Peningkatan Tim Williams F1 dengan Keberadaan Dan Milner
Perekrutan engineer berpengalaman, Dan Milner, dari Mercedes oleh Williams bukan sekadar menambah jumlah otak di tim Formula 1. Penunjukan ini merupakan bagian dari rencana jangka panjang tim untuk mengisi celah yang selama ini terungkap, baik dari segi sumber daya manusia maupun fungsi tim secara keseluruhan.
Pengalaman Milner yang Kuat
Milner bergabung dengan Williams setelah menghabiskan 20 tahun di Brackley, dimulai dari era Honda, kemudian melalui masa kejayaan Brawn, hingga transisi ke Mercedes. Sepanjang kariernya, ia naik dari posisi desain dan simulasi menjadi pemimpin senior, termasuk enam tahun sebagai kepala integrasi powertrain dan desain transmisi, sebelum berperan sebagai chief engineer untuk R&D.
Tugas Baru di Williams
Di Williams, Milner akan memimpin alur kerja teknologi kendaraan baru yang berjalan paralel dengan program mobil utama. Meskipun ada tim yang secara khusus mengerjakan peningkatan untuk model FW48 tahun ini dan desain musim depan, Milner tidak terikat pada proyek tertentu. Tugasnya lebih kepada mengembangkan teknologi dasar yang siap diterapkan saat dianggap tepat.
Mengambil langkah mundur dari proyek desain individu memberi kesempatan untuk perbaikan jangka panjang. Dalam era modern F1, memastikan bahwa teknologi baru siap dari segi performa dan keandalan dalam batas waktu satu model mobil bisa menjadi tantangan tersendiri. Investasi dalam inovasi ini mungkin tidak langsung terlihat hasilnya di lintasan, tetapi krusial untuk memastikan tim tetap kompetitif.
Menyikapi Tantangan dan Membangun Masa Depan
Pembentukan departemen teknologi baru dan penunjukan Milner mencerminkan upaya Williams untuk mendorong organisasi mereka maju setelah menghadapi berbagai tantangan. Alih-alih menyembunyikan masalah, tim memilih untuk mengungkapkannya dan menyelesaikannya. Milner sendiri menyatakan, “Williams memiliki rencana yang jelas dan ambisius untuk bergerak maju.”

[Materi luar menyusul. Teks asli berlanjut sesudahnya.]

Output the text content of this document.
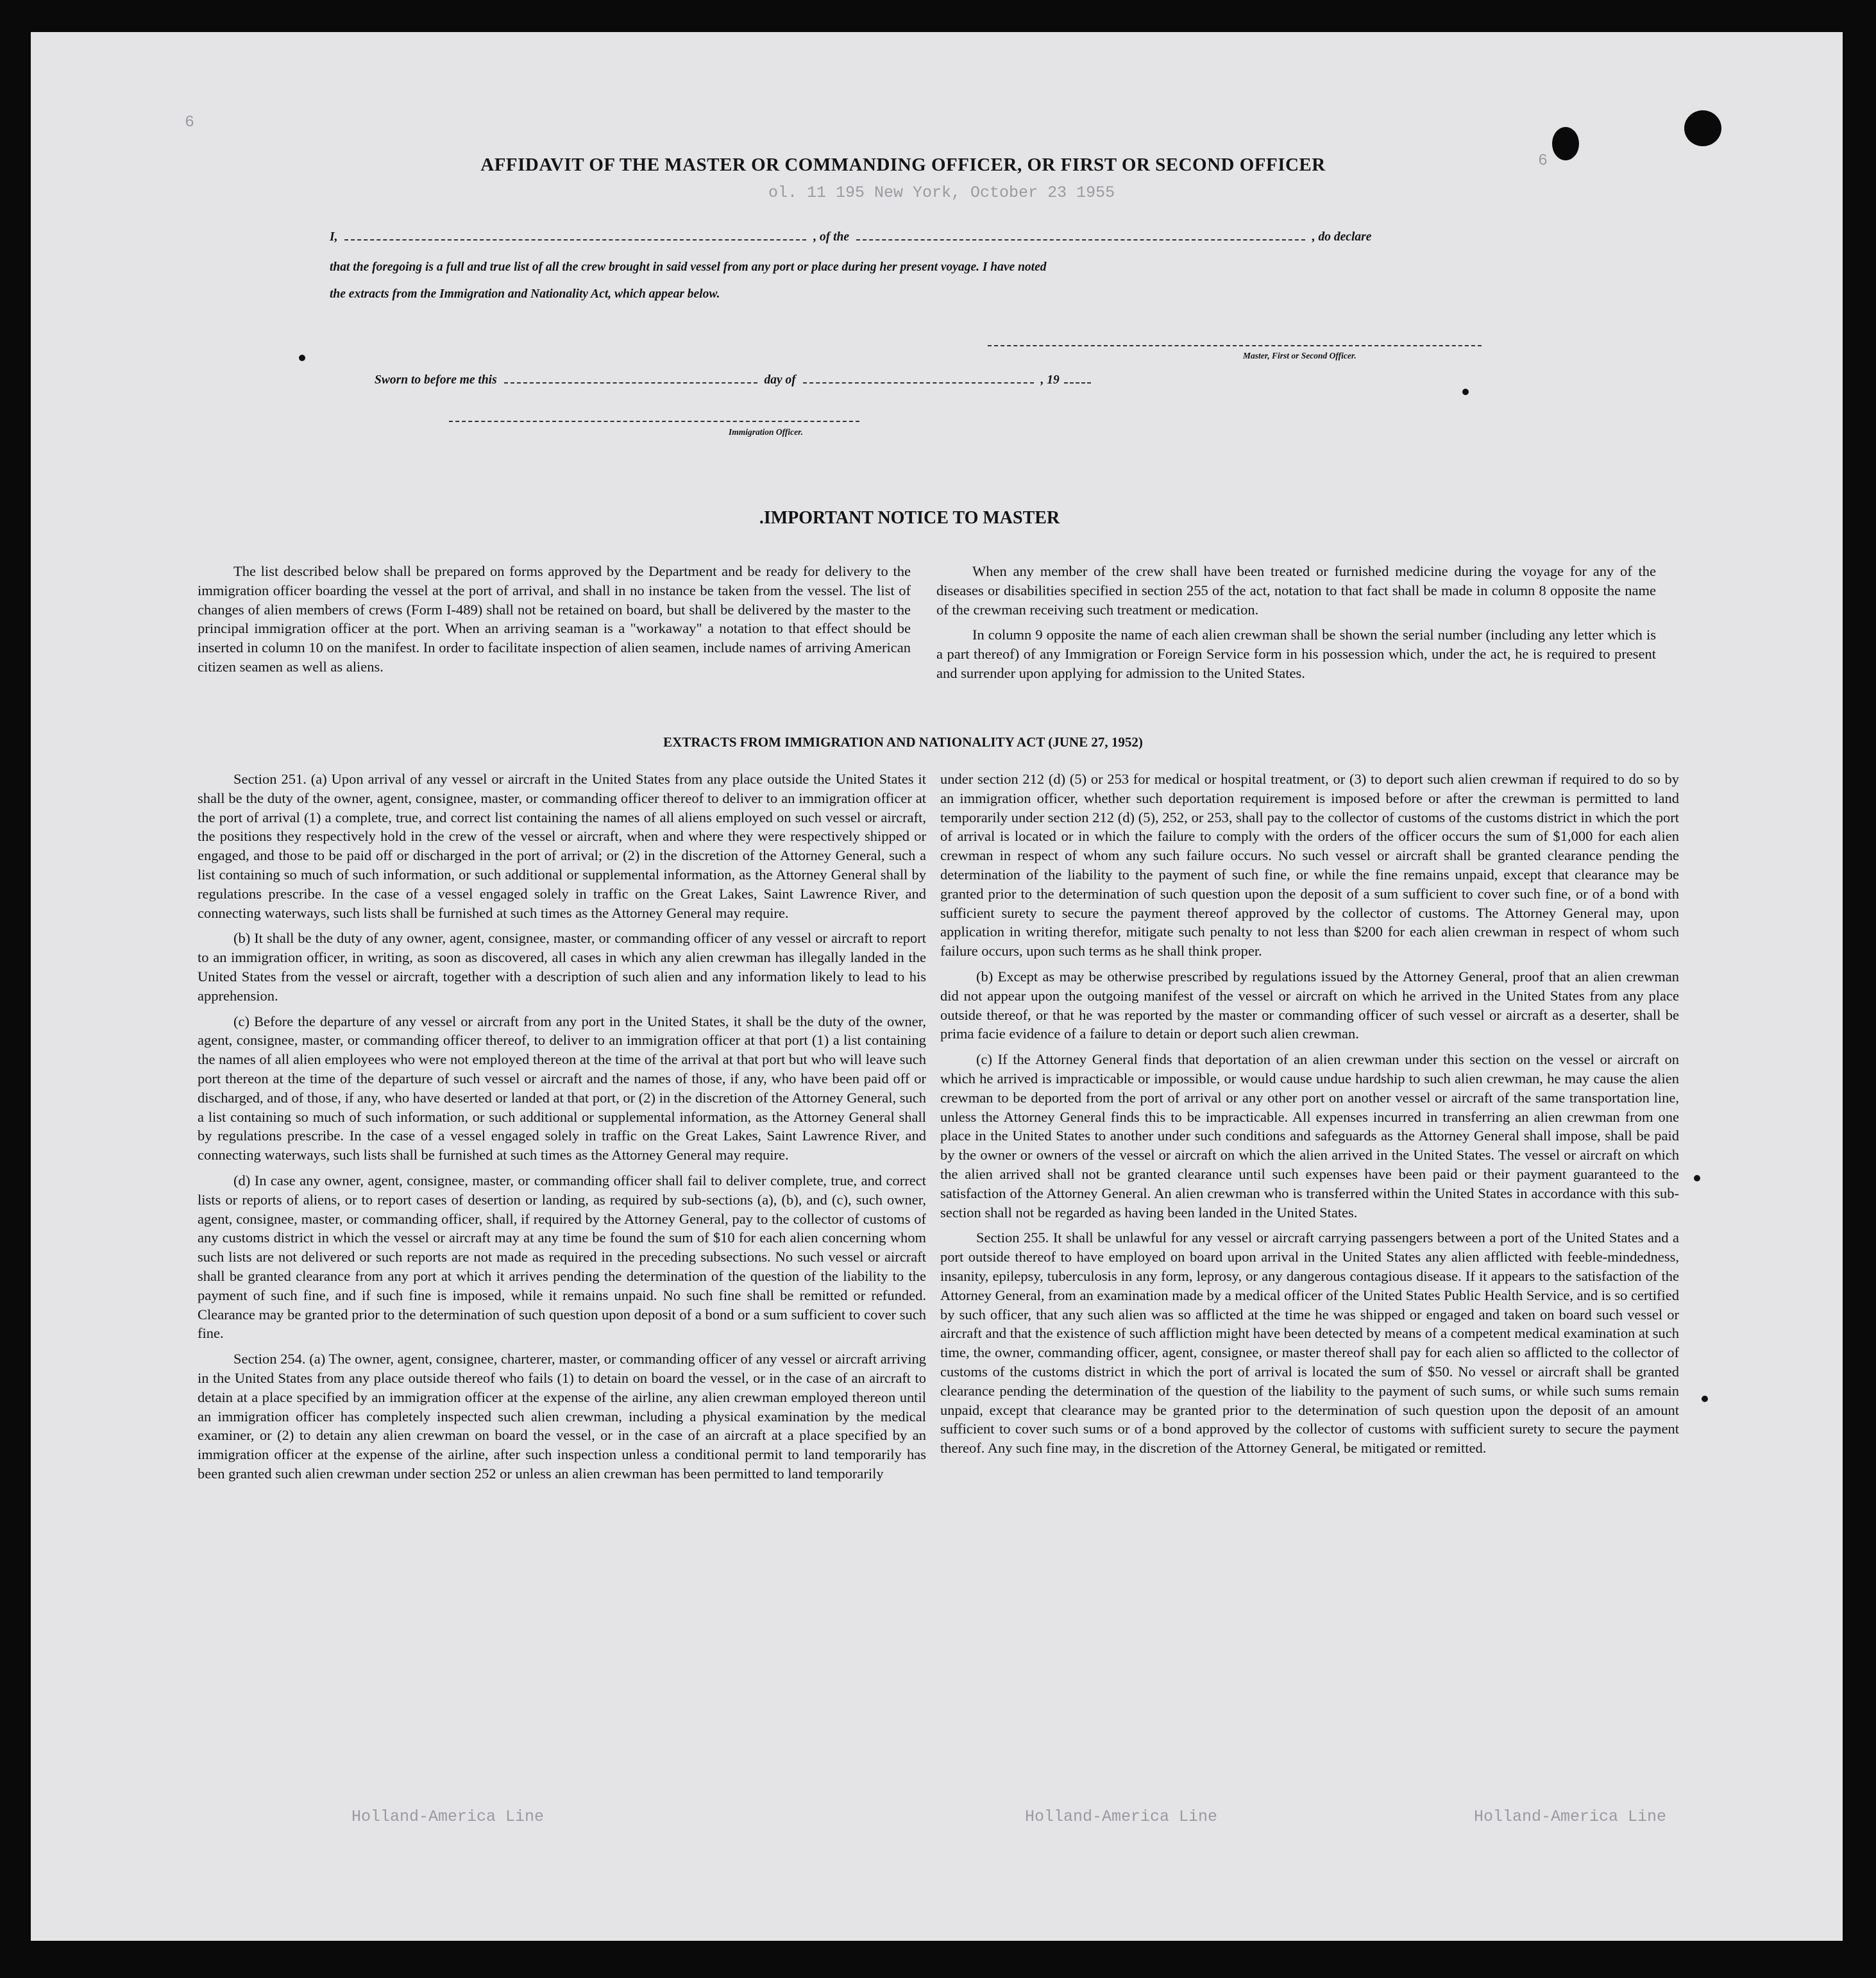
ol. 11 195 New York, October 23 1955
6
6
Holland-America Line	Holland-America Line	Holland-America Line
AFFIDAVIT OF THE MASTER OR COMMANDING OFFICER, OR FIRST OR SECOND OFFICER
I,	, of the	, do declare
that the foregoing is a full and true list of all the crew brought in said vessel from any port or place during her present voyage. I have noted
the extracts from the Immigration and Nationality Act, which appear below.
Master, First or Second Officer.
Sworn to before me this	day of	, 19
Immigration Officer.
.IMPORTANT NOTICE TO MASTER

The list described below shall be prepared on forms approved by the Department and be ready for delivery to the immigration officer boarding the vessel at the port of arrival, and shall in no instance be taken from the vessel. The list of changes of alien members of crews (Form I-489) shall not be retained on board, but shall be delivered by the master to the principal immigration officer at the port. When an arriving seaman is a "workaway" a notation to that effect should be inserted in column 10 on the manifest. In order to facilitate inspection of alien seamen, include names of arriving American citizen seamen as well as aliens.

When any member of the crew shall have been treated or furnished medicine during the voyage for any of the diseases or disabilities specified in section 255 of the act, notation to that fact shall be made in column 8 opposite the name of the crewman receiving such treatment or medication.

In column 9 opposite the name of each alien crewman shall be shown the serial number (including any letter which is a part thereof) of any Immigration or Foreign Service form in his possession which, under the act, he is required to present and surrender upon applying for admission to the United States.

EXTRACTS FROM IMMIGRATION AND NATIONALITY ACT (JUNE 27, 1952)

Section 251. (a) Upon arrival of any vessel or aircraft in the United States from any place outside the United States it shall be the duty of the owner, agent, consignee, master, or commanding officer thereof to deliver to an immigration officer at the port of arrival (1) a complete, true, and correct list containing the names of all aliens employed on such vessel or aircraft, the positions they respectively hold in the crew of the vessel or aircraft, when and where they were respectively shipped or engaged, and those to be paid off or discharged in the port of arrival; or (2) in the discretion of the Attorney General, such a list containing so much of such information, or such additional or supplemental information, as the Attorney General shall by regulations prescribe. In the case of a vessel engaged solely in traffic on the Great Lakes, Saint Lawrence River, and connecting waterways, such lists shall be furnished at such times as the Attorney General may require.

(b) It shall be the duty of any owner, agent, consignee, master, or commanding officer of any vessel or aircraft to report to an immigration officer, in writing, as soon as discovered, all cases in which any alien crewman has illegally landed in the United States from the vessel or aircraft, together with a description of such alien and any information likely to lead to his apprehension.

(c) Before the departure of any vessel or aircraft from any port in the United States, it shall be the duty of the owner, agent, consignee, master, or commanding officer thereof, to deliver to an immigration officer at that port (1) a list containing the names of all alien employees who were not employed thereon at the time of the arrival at that port but who will leave such port thereon at the time of the departure of such vessel or aircraft and the names of those, if any, who have been paid off or discharged, and of those, if any, who have deserted or landed at that port, or (2) in the discretion of the Attorney General, such a list containing so much of such information, or such additional or supplemental information, as the Attorney General shall by regulations prescribe. In the case of a vessel engaged solely in traffic on the Great Lakes, Saint Lawrence River, and connecting waterways, such lists shall be furnished at such times as the Attorney General may require.

(d) In case any owner, agent, consignee, master, or commanding officer shall fail to deliver complete, true, and correct lists or reports of aliens, or to report cases of desertion or landing, as required by sub-sections (a), (b), and (c), such owner, agent, consignee, master, or commanding officer, shall, if required by the Attorney General, pay to the collector of customs of any customs district in which the vessel or aircraft may at any time be found the sum of $10 for each alien concerning whom such lists are not delivered or such reports are not made as required in the preceding subsections. No such vessel or aircraft shall be granted clearance from any port at which it arrives pending the determination of the question of the liability to the payment of such fine, and if such fine is imposed, while it remains unpaid. No such fine shall be remitted or refunded. Clearance may be granted prior to the determination of such question upon deposit of a bond or a sum sufficient to cover such fine.

Section 254. (a) The owner, agent, consignee, charterer, master, or commanding officer of any vessel or aircraft arriving in the United States from any place outside thereof who fails (1) to detain on board the vessel, or in the case of an aircraft to detain at a place specified by an immigration officer at the expense of the airline, any alien crewman employed thereon until an immigration officer has completely inspected such alien crewman, including a physical examination by the medical examiner, or (2) to detain any alien crewman on board the vessel, or in the case of an aircraft at a place specified by an immigration officer at the expense of the airline, after such inspection unless a conditional permit to land temporarily has been granted such alien crewman under section 252 or unless an alien crewman has been permitted to land temporarily

under section 212 (d) (5) or 253 for medical or hospital treatment, or (3) to deport such alien crewman if required to do so by an immigration officer, whether such deportation requirement is imposed before or after the crewman is permitted to land temporarily under section 212 (d) (5), 252, or 253, shall pay to the collector of customs of the customs district in which the port of arrival is located or in which the failure to comply with the orders of the officer occurs the sum of $1,000 for each alien crewman in respect of whom any such failure occurs. No such vessel or aircraft shall be granted clearance pending the determination of the liability to the payment of such fine, or while the fine remains unpaid, except that clearance may be granted prior to the determination of such question upon the deposit of a sum sufficient to cover such fine, or of a bond with sufficient surety to secure the payment thereof approved by the collector of customs. The Attorney General may, upon application in writing therefor, mitigate such penalty to not less than $200 for each alien crewman in respect of whom such failure occurs, upon such terms as he shall think proper.

(b) Except as may be otherwise prescribed by regulations issued by the Attorney General, proof that an alien crewman did not appear upon the outgoing manifest of the vessel or aircraft on which he arrived in the United States from any place outside thereof, or that he was reported by the master or commanding officer of such vessel or aircraft as a deserter, shall be prima facie evidence of a failure to detain or deport such alien crewman.

(c) If the Attorney General finds that deportation of an alien crewman under this section on the vessel or aircraft on which he arrived is impracticable or impossible, or would cause undue hardship to such alien crewman, he may cause the alien crewman to be deported from the port of arrival or any other port on another vessel or aircraft of the same transportation line, unless the Attorney General finds this to be impracticable. All expenses incurred in transferring an alien crewman from one place in the United States to another under such conditions and safeguards as the Attorney General shall impose, shall be paid by the owner or owners of the vessel or aircraft on which the alien arrived in the United States. The vessel or aircraft on which the alien arrived shall not be granted clearance until such expenses have been paid or their payment guaranteed to the satisfaction of the Attorney General. An alien crewman who is transferred within the United States in accordance with this sub-section shall not be regarded as having been landed in the United States.

Section 255. It shall be unlawful for any vessel or aircraft carrying passengers between a port of the United States and a port outside thereof to have employed on board upon arrival in the United States any alien afflicted with feeble-mindedness, insanity, epilepsy, tuberculosis in any form, leprosy, or any dangerous contagious disease. If it appears to the satisfaction of the Attorney General, from an examination made by a medical officer of the United States Public Health Service, and is so certified by such officer, that any such alien was so afflicted at the time he was shipped or engaged and taken on board such vessel or aircraft and that the existence of such affliction might have been detected by means of a competent medical examination at such time, the owner, commanding officer, agent, consignee, or master thereof shall pay for each alien so afflicted to the collector of customs of the customs district in which the port of arrival is located the sum of $50. No vessel or aircraft shall be granted clearance pending the determination of the question of the liability to the payment of such sums, or while such sums remain unpaid, except that clearance may be granted prior to the determination of such question upon the deposit of an amount sufficient to cover such sums or of a bond approved by the collector of customs with sufficient surety to secure the payment thereof. Any such fine may, in the discretion of the Attorney General, be mitigated or remitted.
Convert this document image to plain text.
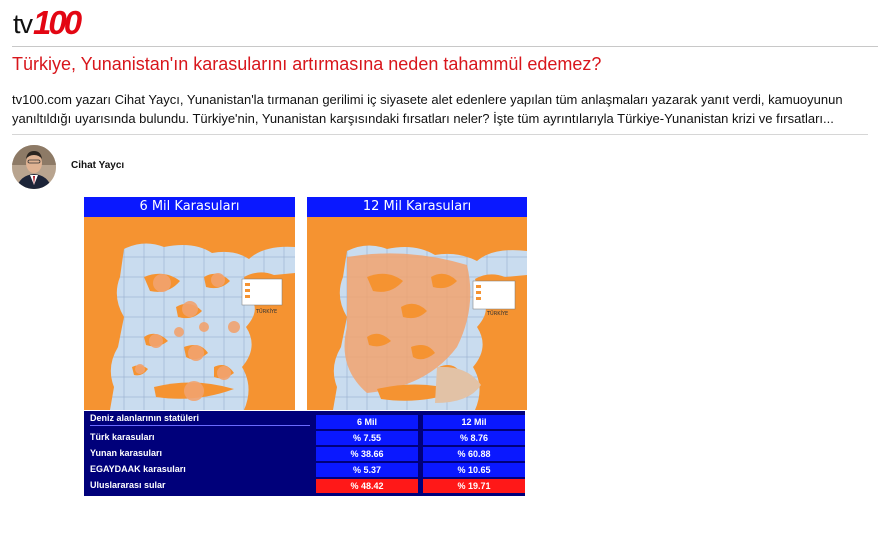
tv 100
Türkiye, Yunanistan'ın karasularını artırmasına neden tahammül edemez?

tv100.com yazarı Cihat Yaycı, Yunanistan'la tırmanan gerilimi iç siyasete alet edenlere yapılan tüm anlaşmaları yazarak yanıt verdi, kamuoyunun yanıltıldığı uyarısında bulundu. Türkiye'nin, Yunanistan karşısındaki fırsatları neler? İşte tüm ayrıntılarıyla Türkiye-Yunanistan krizi ve fırsatları...

Cihat Yaycı
6 Mil Karasuları
TÜRKİYE
12 Mil Karasuları
TÜRKİYE
Deniz alanlarının statüleri	6 Mil	12 Mil
Türk karasuları	% 7.55	% 8.76
Yunan karasuları	% 38.66	% 60.88
EGAYDAAK karasuları	% 5.37	% 10.65
Uluslararası sular	% 48.42	% 19.71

Pengembangan Sistem Transmisi dan Hidrolik
Departemen teknologi kendaraan di bawah Milner juga akan mencakup program transmisi dan hidrolik Williams. Tim ini berupaya untuk kembali memproduksi komponen internal di bidang tersebut, alih-alih bergantung pada perangkat jadi dari kerja sama dengan Mercedes.
Visi Masa Depan
Menurut Direktur Teknik Williams, Matt Harman, kedatangan Milner bertujuan untuk membuka ide-ide yang lebih baik dan menghasilkan performa yang lebih baik di masa depan. “Dan telah memimpin berbagai program di bidang R&D dan powertrain, mengubah ide menjadi performa, dan ia tahu bagaimana mengintegrasikan tim untuk mencapai hasil,” jelas Harman.
Secara keseluruhan, langkah ini merupakan bagian penting dari proses revitalisasi Williams, yang diharapkan dapat menutupi ketertinggalan di ajang Formula 1 dan kembali bersaing di level atas.